I am trying to work with a pretty entry level card GeForce 9400 GT. Everything works perfectly except the following performance issue.
cudakernel1 (GOOD Performane, as if “do something complicated” doesn’t exist)
for(int i=0; i<no; i++){
if(i<4){
do something complicated
}
do anotherthing complicated
}
cudakernel2 (BAD performance as if “do something complicated” is always there)
if(threadId.x<32){
do something complicated //for the first warp only
}
do anotherthing complicated
The best practices told me that using something like if(threadId.x<32){…} should give negligible performance penalty since within any warp, the same branch is followed.
However, this is not what I get in experiment.
I noticed that my card only support CUDA compute capability 1.1. Is this the reason, Or what am I wrong?
Your help is greatly appreciated. THANKS!
On pre-Fermi devices new blocks are only started once all warps of all previously started blocks have finished.
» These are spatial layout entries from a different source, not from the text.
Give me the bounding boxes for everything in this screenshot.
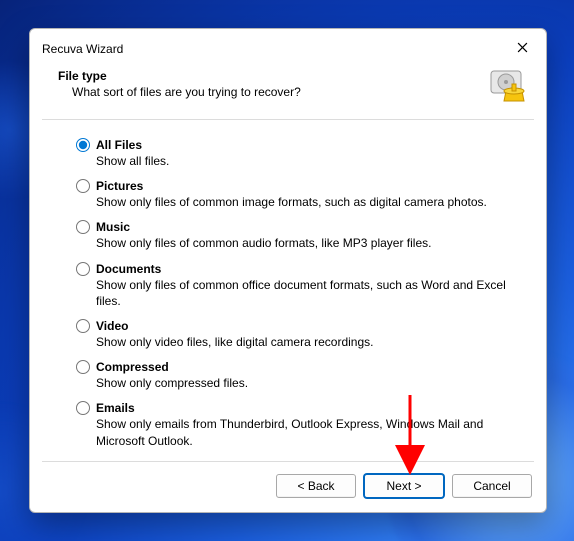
option-emails-row[interactable]: Emails [76, 401, 520, 415]
option-music-row[interactable]: Music [76, 220, 520, 234]
option-pictures-row[interactable]: Pictures [76, 179, 520, 193]
wizard-header: File type What sort of files are you try… [30, 65, 546, 119]
window-title: Recuva Wizard [42, 42, 123, 56]
option-emails-radio[interactable] [76, 401, 90, 415]
option-video-desc: Show only video files, like digital came… [96, 334, 520, 350]
option-compressed: CompressedShow only compressed files. [76, 360, 520, 391]
option-all-radio[interactable] [76, 138, 90, 152]
back-button[interactable]: < Back [276, 474, 356, 498]
option-documents-desc: Show only files of common office documen… [96, 277, 520, 309]
option-compressed-radio[interactable] [76, 360, 90, 374]
option-video-row[interactable]: Video [76, 319, 520, 333]
option-emails-label: Emails [96, 401, 135, 415]
option-pictures-label: Pictures [96, 179, 143, 193]
header-subtitle: What sort of files are you trying to rec… [72, 85, 478, 99]
option-music-desc: Show only files of common audio formats,… [96, 235, 520, 251]
option-music: MusicShow only files of common audio for… [76, 220, 520, 251]
header-title: File type [58, 69, 478, 83]
option-all-desc: Show all files. [96, 153, 520, 169]
option-documents-row[interactable]: Documents [76, 262, 520, 276]
option-compressed-label: Compressed [96, 360, 169, 374]
titlebar: Recuva Wizard [30, 29, 546, 65]
option-emails: EmailsShow only emails from Thunderbird,… [76, 401, 520, 448]
option-music-label: Music [96, 220, 130, 234]
option-documents-label: Documents [96, 262, 161, 276]
option-all: All FilesShow all files. [76, 138, 520, 169]
option-music-radio[interactable] [76, 220, 90, 234]
close-button[interactable] [508, 37, 536, 61]
desktop-background: Recuva Wizard File type What sort of fil… [0, 0, 574, 541]
option-compressed-row[interactable]: Compressed [76, 360, 520, 374]
option-video-label: Video [96, 319, 128, 333]
option-emails-desc: Show only emails from Thunderbird, Outlo… [96, 416, 520, 448]
option-documents-radio[interactable] [76, 262, 90, 276]
drive-recovery-icon [488, 69, 528, 109]
option-compressed-desc: Show only compressed files. [96, 375, 520, 391]
close-icon [517, 42, 528, 56]
option-video-radio[interactable] [76, 319, 90, 333]
option-pictures: PicturesShow only files of common image … [76, 179, 520, 210]
option-all-row[interactable]: All Files [76, 138, 520, 152]
option-video: VideoShow only video files, like digital… [76, 319, 520, 350]
wizard-footer: < Back Next > Cancel [30, 462, 546, 512]
wizard-window: Recuva Wizard File type What sort of fil… [29, 28, 547, 513]
cancel-button[interactable]: Cancel [452, 474, 532, 498]
option-documents: DocumentsShow only files of common offic… [76, 262, 520, 309]
option-all-label: All Files [96, 138, 142, 152]
next-button[interactable]: Next > [364, 474, 444, 498]
option-pictures-desc: Show only files of common image formats,… [96, 194, 520, 210]
options-panel: All FilesShow all files.PicturesShow onl… [30, 120, 546, 461]
option-pictures-radio[interactable] [76, 179, 90, 193]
So if you have one warp that takes significantly longer, the GPU will mostly idle until that one warp has finished.
If you have multiple blocks running per multiprocessor, running your own block scheduler can help as it allows a new block to start as soon as one block finishes.
Within the block, if you can’t keep the work more balanced, it might help to reduce the blocksize (so that fewer warps sit idle and decrease effective occupancy).